Since February 5 the stock has recovered, currently trading close to $82 as Argus raises its price target to $90 from $84 on strong sales of its core products and Credit Swiss upped its price target to $100 on its 2015 earnings estimates. Oppenheimer reiterated its Outperform rating, and price targets were raised by Maxim to $101, Needham $95 and RBC $96, Nomura $119. Goldman Sachs was more conservative raising its price target to $82 citing uncertainty on Sovaldi's success in the long term.
Gilead is expected to present at the annual BIO CEO & Investor Conference on February 11 as well as at the Leerink Swann Healthcare Conference on February 12. Analysts expect to see further clarification regarding Sovaldi sales expectations, pricing and competition.
The stock currently has an Outperform rating and a price target of $99.48 up $8 from a month ago and suggests a premium of close to 20% from current levels. The multiples show a mixed picture with P/E 44.25, P/S 11.09 and P/B 11.41 higher than the industry average, its Forward P/E 14.46, PEG of 1.27 and Gross Margin at 74.50% point to growth potential. Based on biotech and healthcare top holdings, buy-side is very positive on Gilead which has an institutional ownership of 95%.
On the technical side the stock is 3% below its 52W high.

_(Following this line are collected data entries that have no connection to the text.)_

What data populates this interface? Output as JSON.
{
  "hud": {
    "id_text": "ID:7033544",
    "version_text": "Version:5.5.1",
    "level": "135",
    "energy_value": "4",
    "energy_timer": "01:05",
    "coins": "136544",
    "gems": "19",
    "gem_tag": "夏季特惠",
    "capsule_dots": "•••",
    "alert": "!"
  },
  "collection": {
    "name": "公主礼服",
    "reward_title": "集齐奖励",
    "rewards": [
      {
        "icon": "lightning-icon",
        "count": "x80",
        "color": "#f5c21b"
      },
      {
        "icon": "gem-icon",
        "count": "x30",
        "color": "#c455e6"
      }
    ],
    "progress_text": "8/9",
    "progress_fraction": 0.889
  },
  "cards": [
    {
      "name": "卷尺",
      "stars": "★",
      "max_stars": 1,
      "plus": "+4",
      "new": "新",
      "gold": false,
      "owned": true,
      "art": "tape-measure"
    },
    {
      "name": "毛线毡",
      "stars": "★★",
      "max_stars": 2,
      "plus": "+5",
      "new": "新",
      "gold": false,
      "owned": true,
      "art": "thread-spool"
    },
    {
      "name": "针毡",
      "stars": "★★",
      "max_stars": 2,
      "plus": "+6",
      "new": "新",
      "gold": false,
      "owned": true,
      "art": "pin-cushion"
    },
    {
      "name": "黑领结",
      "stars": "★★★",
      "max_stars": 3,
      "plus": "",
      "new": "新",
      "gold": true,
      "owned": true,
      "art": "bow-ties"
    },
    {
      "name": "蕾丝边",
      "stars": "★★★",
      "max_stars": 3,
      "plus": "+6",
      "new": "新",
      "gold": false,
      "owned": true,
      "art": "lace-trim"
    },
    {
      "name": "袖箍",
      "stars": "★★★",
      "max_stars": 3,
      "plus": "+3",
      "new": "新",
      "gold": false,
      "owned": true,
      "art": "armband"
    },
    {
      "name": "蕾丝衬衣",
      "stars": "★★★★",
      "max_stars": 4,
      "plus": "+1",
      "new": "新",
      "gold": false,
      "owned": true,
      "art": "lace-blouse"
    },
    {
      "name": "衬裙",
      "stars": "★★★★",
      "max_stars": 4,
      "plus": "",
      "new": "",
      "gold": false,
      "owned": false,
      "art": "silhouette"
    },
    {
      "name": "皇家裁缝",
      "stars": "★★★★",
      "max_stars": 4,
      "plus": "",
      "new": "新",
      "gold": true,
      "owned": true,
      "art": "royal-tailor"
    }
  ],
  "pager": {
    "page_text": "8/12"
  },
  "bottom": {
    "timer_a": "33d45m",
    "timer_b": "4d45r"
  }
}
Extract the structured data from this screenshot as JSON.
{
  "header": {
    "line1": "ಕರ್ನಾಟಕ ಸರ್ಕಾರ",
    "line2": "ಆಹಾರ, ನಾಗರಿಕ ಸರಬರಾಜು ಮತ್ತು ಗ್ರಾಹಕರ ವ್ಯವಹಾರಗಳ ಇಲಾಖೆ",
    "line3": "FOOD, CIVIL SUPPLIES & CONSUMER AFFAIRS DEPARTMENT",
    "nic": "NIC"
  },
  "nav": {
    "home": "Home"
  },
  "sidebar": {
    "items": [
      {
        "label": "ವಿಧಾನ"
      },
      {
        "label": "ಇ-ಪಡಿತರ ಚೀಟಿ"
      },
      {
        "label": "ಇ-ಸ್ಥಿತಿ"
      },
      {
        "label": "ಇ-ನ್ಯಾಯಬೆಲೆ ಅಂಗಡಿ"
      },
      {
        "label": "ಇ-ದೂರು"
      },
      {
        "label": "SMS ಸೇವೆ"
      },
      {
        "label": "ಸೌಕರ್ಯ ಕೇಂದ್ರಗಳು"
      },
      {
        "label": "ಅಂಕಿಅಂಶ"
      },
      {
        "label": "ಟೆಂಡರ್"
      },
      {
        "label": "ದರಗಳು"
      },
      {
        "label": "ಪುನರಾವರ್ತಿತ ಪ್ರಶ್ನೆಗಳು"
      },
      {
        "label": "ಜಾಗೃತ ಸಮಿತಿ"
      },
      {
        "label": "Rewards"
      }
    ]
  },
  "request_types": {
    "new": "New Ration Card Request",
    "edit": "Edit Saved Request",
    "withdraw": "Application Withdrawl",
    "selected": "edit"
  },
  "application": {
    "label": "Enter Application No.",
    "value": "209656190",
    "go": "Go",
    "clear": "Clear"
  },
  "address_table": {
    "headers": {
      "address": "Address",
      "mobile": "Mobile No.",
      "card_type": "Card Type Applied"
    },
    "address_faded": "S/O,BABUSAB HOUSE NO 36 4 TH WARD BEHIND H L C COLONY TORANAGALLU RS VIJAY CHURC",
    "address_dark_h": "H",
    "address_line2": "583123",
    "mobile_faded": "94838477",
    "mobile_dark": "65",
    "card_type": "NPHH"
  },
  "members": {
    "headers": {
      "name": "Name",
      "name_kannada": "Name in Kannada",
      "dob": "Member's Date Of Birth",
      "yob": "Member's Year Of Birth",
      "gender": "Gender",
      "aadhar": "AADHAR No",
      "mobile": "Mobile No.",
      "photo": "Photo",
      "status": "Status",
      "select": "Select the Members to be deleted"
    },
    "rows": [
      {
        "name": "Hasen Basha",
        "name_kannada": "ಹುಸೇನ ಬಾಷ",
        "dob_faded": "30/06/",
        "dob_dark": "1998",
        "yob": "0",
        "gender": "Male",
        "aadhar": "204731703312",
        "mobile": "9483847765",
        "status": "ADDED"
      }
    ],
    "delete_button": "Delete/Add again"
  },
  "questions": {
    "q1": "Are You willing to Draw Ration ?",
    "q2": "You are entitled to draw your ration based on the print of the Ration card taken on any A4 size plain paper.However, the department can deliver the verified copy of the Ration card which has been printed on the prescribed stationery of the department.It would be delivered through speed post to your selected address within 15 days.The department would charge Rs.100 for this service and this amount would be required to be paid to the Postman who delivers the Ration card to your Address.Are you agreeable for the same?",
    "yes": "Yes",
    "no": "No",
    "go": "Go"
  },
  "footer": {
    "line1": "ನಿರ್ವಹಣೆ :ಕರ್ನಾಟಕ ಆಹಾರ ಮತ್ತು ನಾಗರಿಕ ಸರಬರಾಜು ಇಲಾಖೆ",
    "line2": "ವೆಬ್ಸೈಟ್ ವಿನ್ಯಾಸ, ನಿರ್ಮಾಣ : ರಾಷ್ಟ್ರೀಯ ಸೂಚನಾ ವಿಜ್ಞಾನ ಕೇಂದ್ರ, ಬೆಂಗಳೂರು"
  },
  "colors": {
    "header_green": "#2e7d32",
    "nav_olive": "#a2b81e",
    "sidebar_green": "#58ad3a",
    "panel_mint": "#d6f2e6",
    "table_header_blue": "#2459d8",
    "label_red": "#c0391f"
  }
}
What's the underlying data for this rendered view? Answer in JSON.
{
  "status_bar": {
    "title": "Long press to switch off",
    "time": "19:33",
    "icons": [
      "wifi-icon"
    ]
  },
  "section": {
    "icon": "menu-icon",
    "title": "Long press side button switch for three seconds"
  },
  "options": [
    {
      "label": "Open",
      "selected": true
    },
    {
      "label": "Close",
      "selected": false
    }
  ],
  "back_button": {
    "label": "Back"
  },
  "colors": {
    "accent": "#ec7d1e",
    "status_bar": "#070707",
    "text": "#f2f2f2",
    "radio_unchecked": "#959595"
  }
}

The stock is up 8% in 2014 and 100% TTM. Since its bounce off the 50MA, the stock is in a bullish trend looking to breakout of a neutral channel started back in January 16 with the range between $75-$82. A bullish cross of the 10MA and 20MA is looking to occur which may send the stock higher attempting to surpass its 52W high at $84.40.
Disclosure: I have no positions in any stocks mentioned, and no plans to initiate any positions within the next 72 hours.